I think the issue with Gliclazide is that it is a Type 2 medication. It encourages or pushes the pancreas to produce more insulin. If it is unable to do that because it is damaged by disease or surgery or trauma, then the medication will not be effective or may put the failing pancreas under sufficient pressure that it fails quicker. Your nurse or GP has likely prescribed this medication because you are considered by them to be Type 2 and they probably have little or no understanding or Type 1 or Type 3c diabetes.
I was started on Gliclazide when I was first diagnosed and assumed Type 2 and it had no appreciable effect on me although lowering my carb intake like you are doing, did work initially as I didn't need my pancreas to release significant amounts of insulin to deal with carbs in my food and it was still able to trickle out enough to cover my basal needs ie. the steady trickle of glucose from my liver, for a while. You are already using basal insulin cover this function, so it may be that your remaining healthy beta cells are having a bit of a breather, particularly now you are eating lower carb, so they may be able to respond to the Gliclazide short term, but in the longer term almost certainly not and you will most likely eventually need a fast acting insulin for your meals, even if you are able to eat very low carb long term. Most likely if the Glic has any effect, it will put more strain on your remaining beta cells and they will fail more quickly and you will see your levels start to rise again. You have a means to monitor your levels very closely with the Libre and you are already on basal insulin so this reduces the possibility of you having a DKA (Diabetic KetoAcidosis) event so I think the only issue with Glic is that it will likely bring about the demise of your remaining beta cells more quickly. This can be a good thing and a bad thing in my opinion. The good thing is that you need a fast acting insulin sooner rather than later and be able to eat more normally rather than low carb but of course it is more injections and you have to learn how to carb count and adjust those doses for the food you eat and the timing of those in injections, which is doable but it is more complicated until you get used to it.... much like learning to drive a car from scratch.... gradually you do things on autopilot but initially you have to think about every single little task and what order to do them in.
I don't necessarily see the Gliclazide as a risk because you have CGM to monitor your levels in the unlikely event that your beta cells do manage to throw out enough insulin to cause a potential hypo, so as long as you are prepared for that risk you should be fine and if it does work a bit then you would be able to eat a few more carbs at least short term. I think the damage to your pancreas is almost certainly progressive from the point of view of its ability to perform these functions so you will most likely need both insulins eventually so I am not sure there is anything much to lose by giving it a go, particularly if you don't want to continue whittling your carbs down to a very low level with all your meals, but my gut feeling is that it is a short term stop gap treatment that may not be effective at all or may work a little bit for a period of time.....

Just my thoughts having used Gliclazide myself in a similar situation in that my insulin production was failing.... albeit that, unlike you, I didn't have any injected insulin when I was taking it, so my remaining beta cells were already at max capacity trying to cope with liver output and an increasingly very low carb diet.
So I have some interviews for driving jobs next week. What do you suggest I should say to the prospective employers?

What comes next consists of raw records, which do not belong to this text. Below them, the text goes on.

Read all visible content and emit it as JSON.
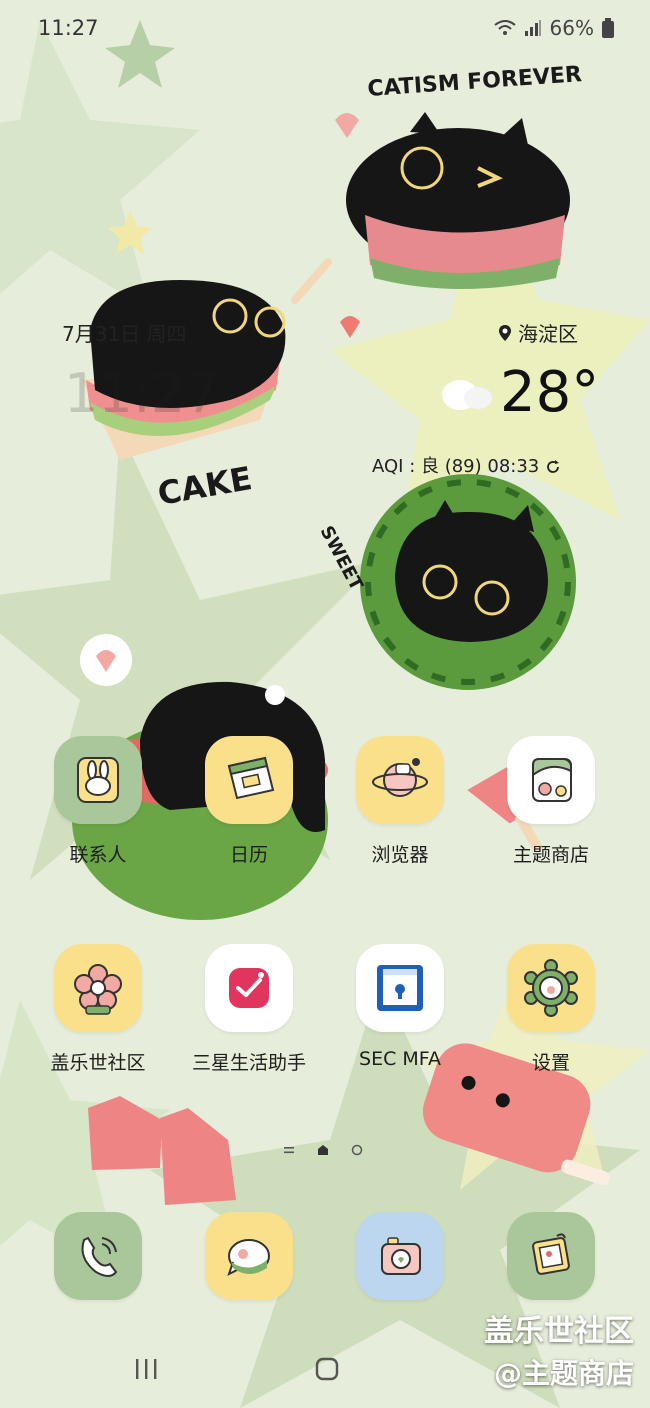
{
  "status_bar": {
    "time": "11:27",
    "battery": "66%"
  },
  "widget": {
    "date": "7月31日 周四",
    "location": "海淀区",
    "clock": "11:27",
    "temperature": "28°",
    "aqi": "AQI : 良 (89)   08:33"
  },
  "wallpaper_text": {
    "top": "CATISM FOREVER",
    "cake": "CAKE",
    "sweet": "SWEET"
  },
  "apps_row1": [
    {
      "label": "联系人",
      "icon": "bunny-contacts-icon"
    },
    {
      "label": "日历",
      "icon": "calendar-icon"
    },
    {
      "label": "浏览器",
      "icon": "planet-browser-icon"
    },
    {
      "label": "主题商店",
      "icon": "theme-store-icon"
    }
  ],
  "apps_row2": [
    {
      "label": "盖乐世社区",
      "icon": "flower-community-icon"
    },
    {
      "label": "三星生活助手",
      "icon": "life-assistant-icon"
    },
    {
      "label": "SEC MFA",
      "icon": "sec-mfa-icon"
    },
    {
      "label": "设置",
      "icon": "gear-icon"
    }
  ],
  "dock": [
    {
      "icon": "phone-icon"
    },
    {
      "icon": "messages-icon"
    },
    {
      "icon": "camera-icon"
    },
    {
      "icon": "gallery-icon"
    }
  ],
  "watermark": {
    "line1": "盖乐世社区",
    "line2": "@主题商店"
  },
  "colors": {
    "wall_base": "#dfe8d2",
    "tile_green": "#a9c79a",
    "tile_yellow": "#fbe08c",
    "tile_blue": "#bcd6ef",
    "tile_white": "#ffffff",
    "accent_pink": "#e0355d"
  }
}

I am referring to possible risks of hypos as a result of taking gliclazide.
 
I took gliclazide for two decades until this Jan.when a diabetic nurse from the hospital thought it might be causing me hypos. that for the first time were being proven with new used Libre 2 sensors. They were only occasional and early morning in bed. Can’t say I have noticed any obvious difference, but then at the same time I was changed from Humulin to Fiasp and Toujeo and left on metformin. You know about the ‘five to drive’ safety warning that your BG should be at 5 before you should drive I presume, you could set your Libre 2 sensor to go off say at 5.2 on driving work days to catch any potential hypos. and feed appropriately. You must have told the DVL office anyway.
 
So I have some interviews for driving jobs next week. What do you suggest I should say to the prospective employers?
I am referring to possible risks of hypos as a result of taking gliclazide.
You already have risks of possible hypos from your basal insulin so the Gliclazide doesn't really change that in my view.
I don't know if you need to declare your diabetes and possible hypos other than to say you have a Medically Restricted Driving Licence and elaborate if they ask more. I would maybe contact the DUK helpline to see if you even need to declare that unless it is on the application form or you are asked, although I imagine it would be if it is a driving job. So it may ask if you hold a full UK driving licence and assuming you have informed DVLA about your insulin usage which you must do, then you would have to answer that you have a 3 year medically restricted licence.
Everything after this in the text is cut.